When Should You Refinance?


When 32-year-old James W. Johnson of Raleigh, North Carolina, bought his first home five years ago, the best deal he could find was an adjustable rate mortgage with a 5.625% interest rate. Last April, aware that his ARM was about to reset, Johnson refinanced to a fixed-rate mortgage with a 5.275% interest rate. “I was blessed enough that interest rates have gotten lower in the last five years,” he says.

With the nation recovering from a deep recession, many homeowners are facing cash flow troubles, crippling debt, and mortgages that they can no longer afford. Under the right circumstances, refinancing–that is, paying off an existing mortgage with a new one–can lower monthly expenses and save money. But when it’s not thought through, refinancing can erode a homeowner’s wealth through lost equity, closing costs, and additional interest payments.

According to the Mortgage Bankers Association, the number of refinance applications was 30.82% higher in early December 2008 than it was a year earlier, at the start of the recession (though the pace has actually declined since).

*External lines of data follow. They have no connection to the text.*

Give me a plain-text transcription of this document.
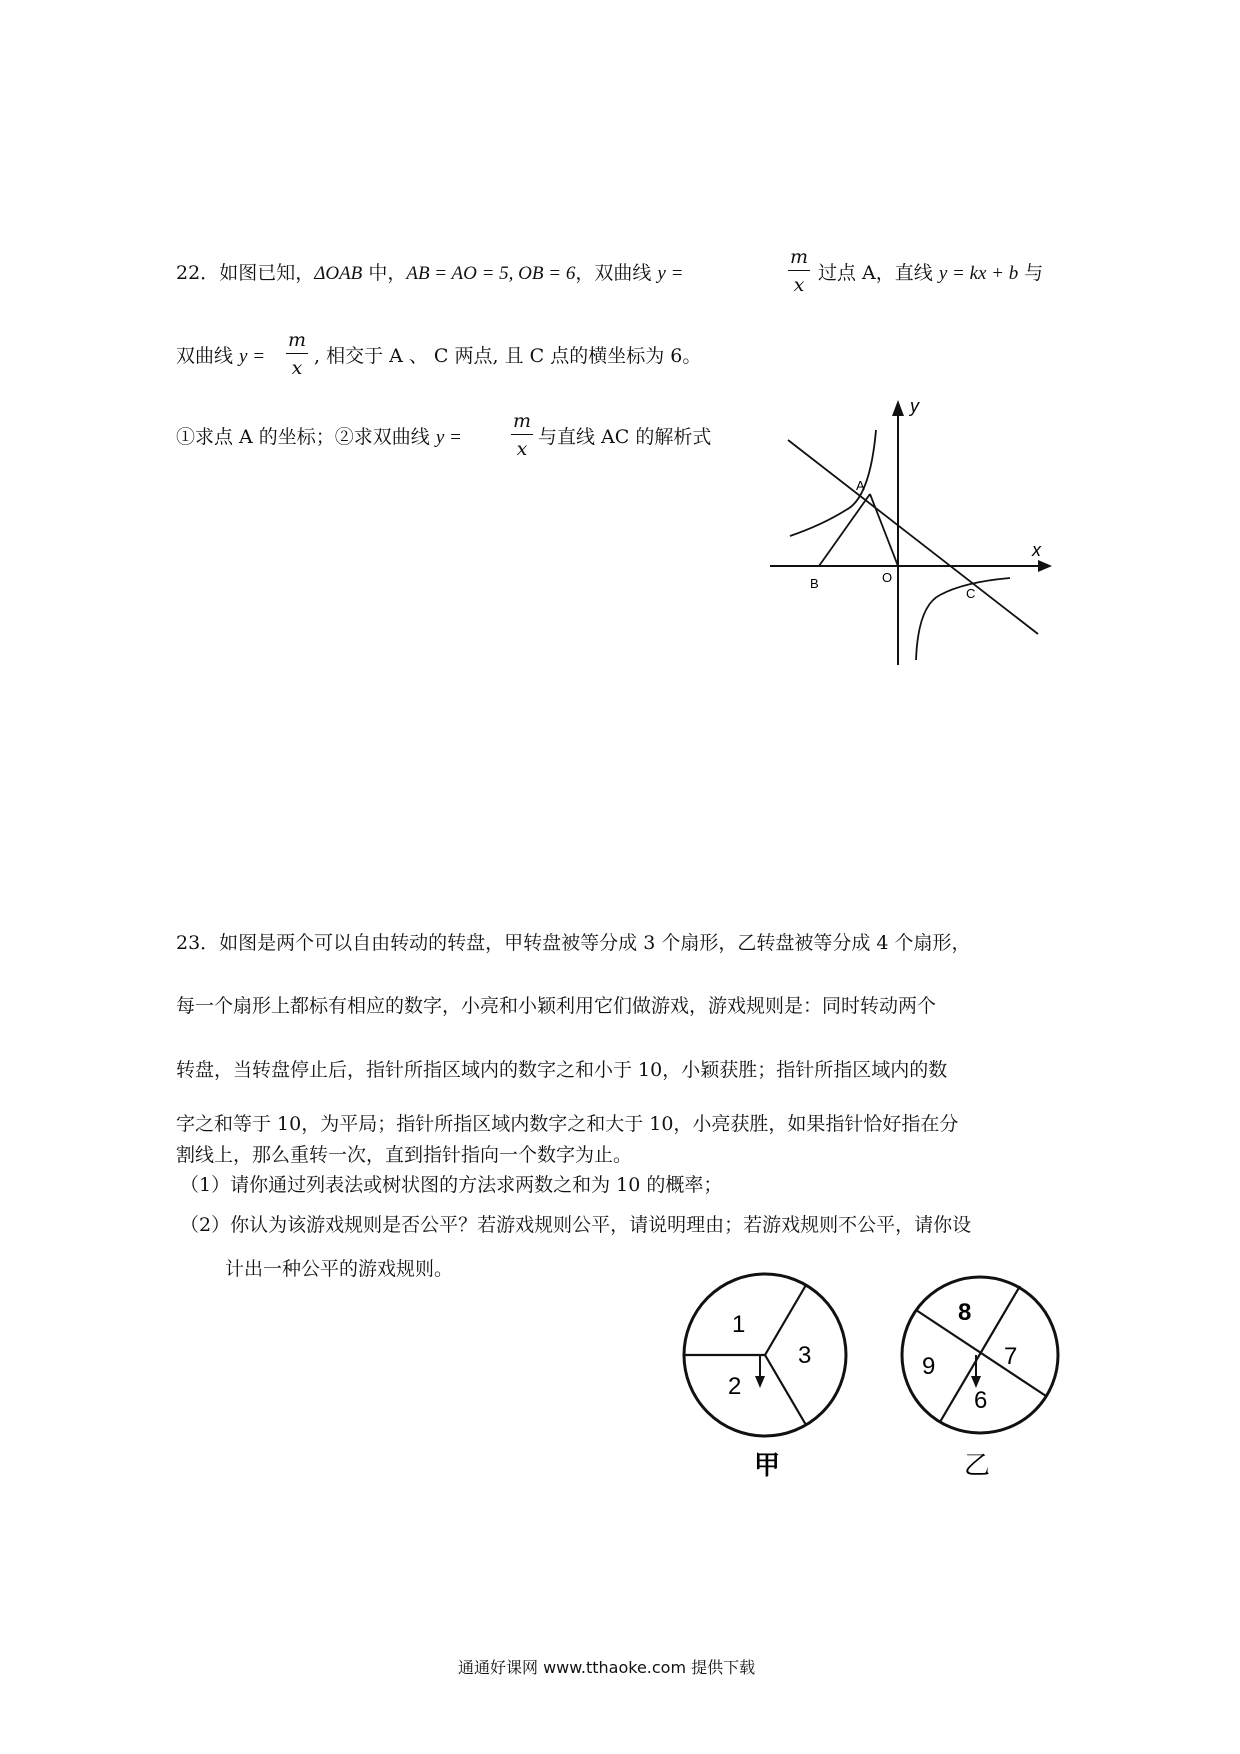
22．如图已知，ΔOAB 中，AB = AO = 5, OB = 6，双曲线 y =	$\frac{m}{x}$ 过点 A，直线 y = kx + b 与
双曲线 $y = \frac{m}{x}$ , 相交于 A 、 C 两点, 且 C 点的横坐标为 6。
①求点 A 的坐标；②求双曲线 y =	$\frac{m}{x}$ 与直线 AC 的解析式
y
x
A
B	O
C
23．如图是两个可以自由转动的转盘，甲转盘被等分成 3 个扇形，乙转盘被等分成 4 个扇形，
每一个扇形上都标有相应的数字，小亮和小颖利用它们做游戏，游戏规则是：同时转动两个
转盘，当转盘停止后，指针所指区域内的数字之和小于 10，小颖获胜；指针所指区域内的数
字之和等于 10，为平局；指针所指区域内数字之和大于 10，小亮获胜，如果指针恰好指在分
割线上，那么重转一次，直到指针指向一个数字为止。
（1）请你通过列表法或树状图的方法求两数之和为 10 的概率；
（2）你认为该游戏规则是否公平？若游戏规则公平，请说明理由；若游戏规则不公平，请你设
计出一种公平的游戏规则。
1
3
2
甲
8
7
6
9
乙
通通好课网 www.tthaoke.com 提供下载
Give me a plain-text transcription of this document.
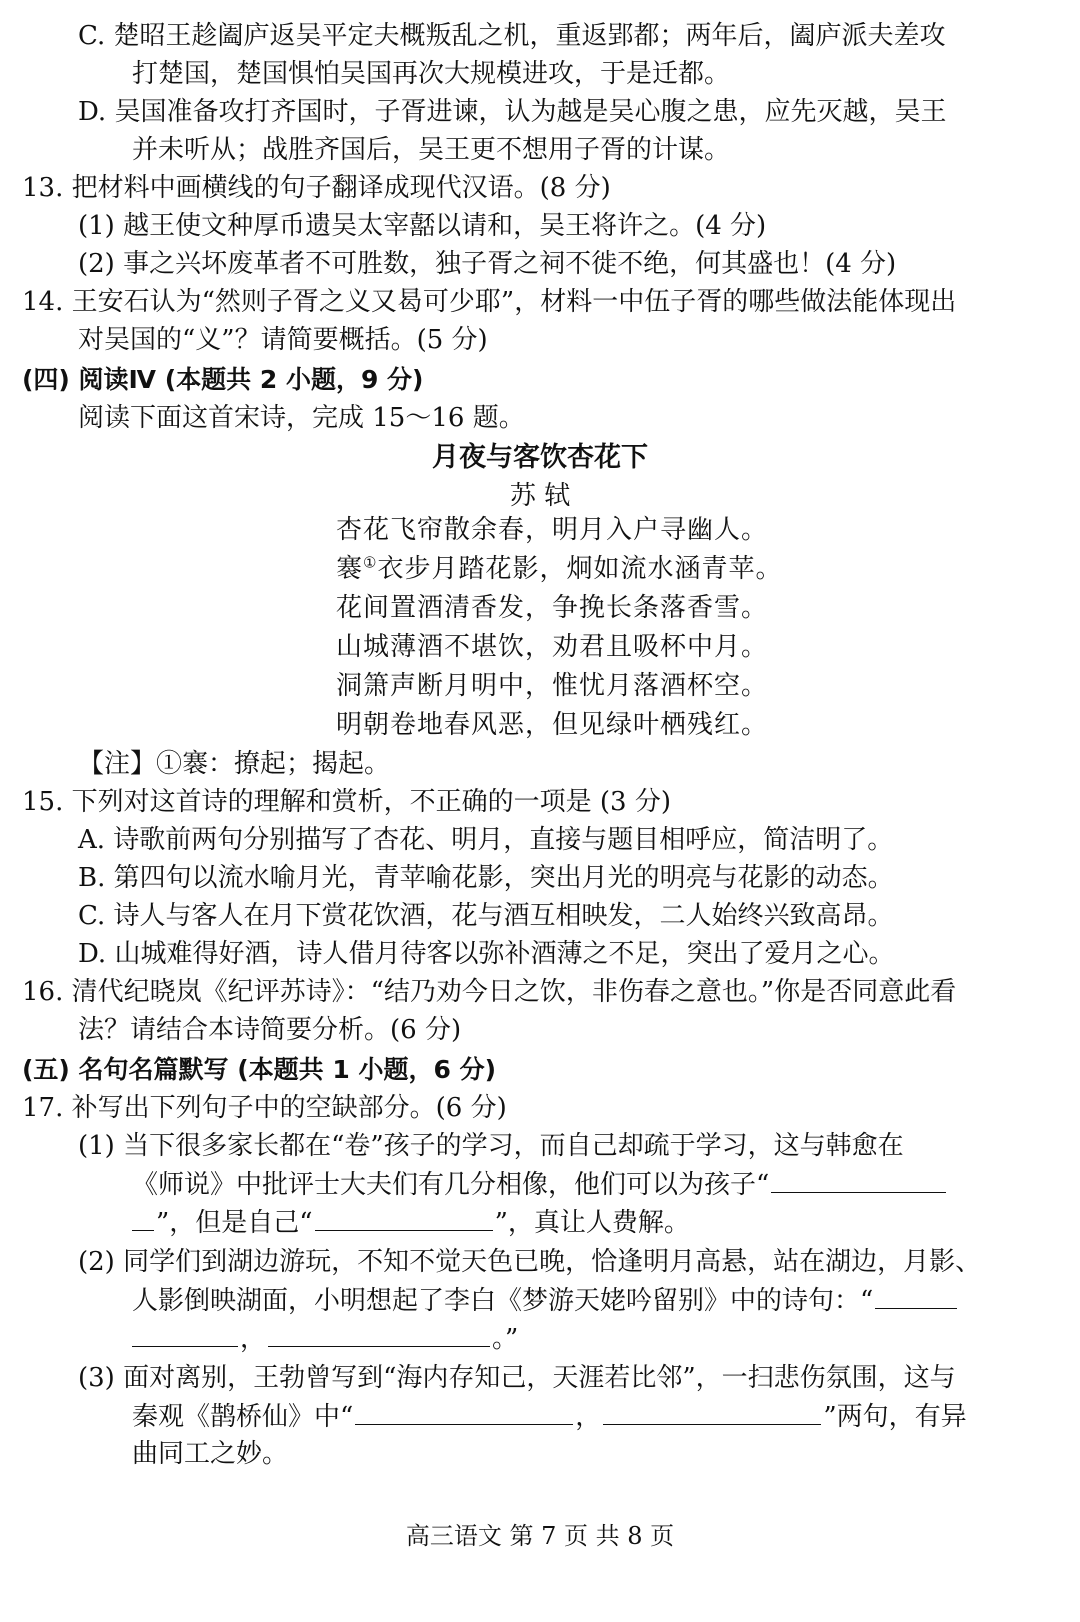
C. 楚昭王趁阖庐返吴平定夫概叛乱之机，重返郢都；两年后，阖庐派夫差攻
打楚国，楚国惧怕吴国再次大规模进攻，于是迁都。
D. 吴国准备攻打齐国时，子胥进谏，认为越是吴心腹之患，应先灭越，吴王
并未听从；战胜齐国后，吴王更不想用子胥的计谋。
13. 把材料中画横线的句子翻译成现代汉语。(8 分)
(1) 越王使文种厚币遗吴太宰嚭以请和，吴王将许之。(4 分)
(2) 事之兴坏废革者不可胜数，独子胥之祠不徙不绝，何其盛也！(4 分)
14. 王安石认为“然则子胥之义又曷可少耶”，材料一中伍子胥的哪些做法能体现出
对吴国的“义”？请简要概括。(5 分)
(四) 阅读Ⅳ (本题共 2 小题，9 分)
阅读下面这首宋诗，完成 15～16 题。
月夜与客饮杏花下
苏 轼
杏花飞帘散余春，明月入户寻幽人。
褰①衣步月踏花影，炯如流水涵青苹。
花间置酒清香发，争挽长条落香雪。
山城薄酒不堪饮，劝君且吸杯中月。
洞箫声断月明中，惟忧月落酒杯空。
明朝卷地春风恶，但见绿叶栖残红。
【注】①褰：撩起；揭起。
15. 下列对这首诗的理解和赏析，不正确的一项是 (3 分)
A. 诗歌前两句分别描写了杏花、明月，直接与题目相呼应，简洁明了。
B. 第四句以流水喻月光，青苹喻花影，突出月光的明亮与花影的动态。
C. 诗人与客人在月下赏花饮酒，花与酒互相映发，二人始终兴致高昂。
D. 山城难得好酒，诗人借月待客以弥补酒薄之不足，突出了爱月之心。
16. 清代纪晓岚《纪评苏诗》：“结乃劝今日之饮，非伤春之意也。”你是否同意此看
法？请结合本诗简要分析。(6 分)
(五) 名句名篇默写 (本题共 1 小题，6 分)
17. 补写出下列句子中的空缺部分。(6 分)
(1) 当下很多家长都在“卷”孩子的学习，而自己却疏于学习，这与韩愈在
《师说》中批评士大夫们有几分相像，他们可以为孩子“
”，但是自己“	”，真让人费解。
(2) 同学们到湖边游玩，不知不觉天色已晚，恰逢明月高悬，站在湖边，月影、
人影倒映湖面，小明想起了李白《梦游天姥吟留别》中的诗句：“
，	。”
(3) 面对离别，王勃曾写到“海内存知己，天涯若比邻”，一扫悲伤氛围，这与
秦观《鹊桥仙》中“	，	”两句，有异
曲同工之妙。
高三语文 第 7 页 共 8 页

But a new loan isn’t always a better loan, says Marc Savitt, former president of the McLean, Virginia-based National Association of Mortgage Brokers. Here are some scenarios in which refinancing might help your bottom line:

You don’t have a fixed-rate mortgage. If your loan is an ARM or interest-only loan that will soon reset to a higher rate, now is the time to get out of it. As of press time, interest rates on a 30-year fixed-rate mortgage averaged 5.06%, according to Bankrate.com. But low interest rates are no reason to stay with an ARM. “How much lower are they going to go?” says Savitt. “And even if they do go a little lower, is it worth taking the risk that if you wait they could go higher?”

You have too much consumer debt.  If you’re saddled with credit card debt, refinancing could enable you to use equity from your home to pay it off by rolling it into your mortgage. The mortgage would likely have a lower interest rate, plus mortgage debt is tax-deductible. Proceed with caution, though, because you could pay more in the long run since you’re spreading the credit card payments out for 30 years. But according to Kirk Charles, author of How to Get a Mortgage During & After the Subprime Crisis (CreateSpace; $16.95) and a blogger at BlackEnterprise.com, it’s a viable option for cash-strapped homeowners because it can lower monthly expenses. “In today’s economic times, when people are losing jobs, cash flow is king,” he adds.

You want to pay off your mortgage faster. Decreasing their monthly mortgage payment isn’t the only reason homeowners refinance. In fact, taking on a larger mortgage payment and refinancing it into a shorter-term loan, such as a 15- or 20-year mortgage, isn’t a bad idea. Not only will you build equity faster, but “you can possibly get a lower interest rate with a shorter term, and you’ll pay less interest in the long run,” Charles points out.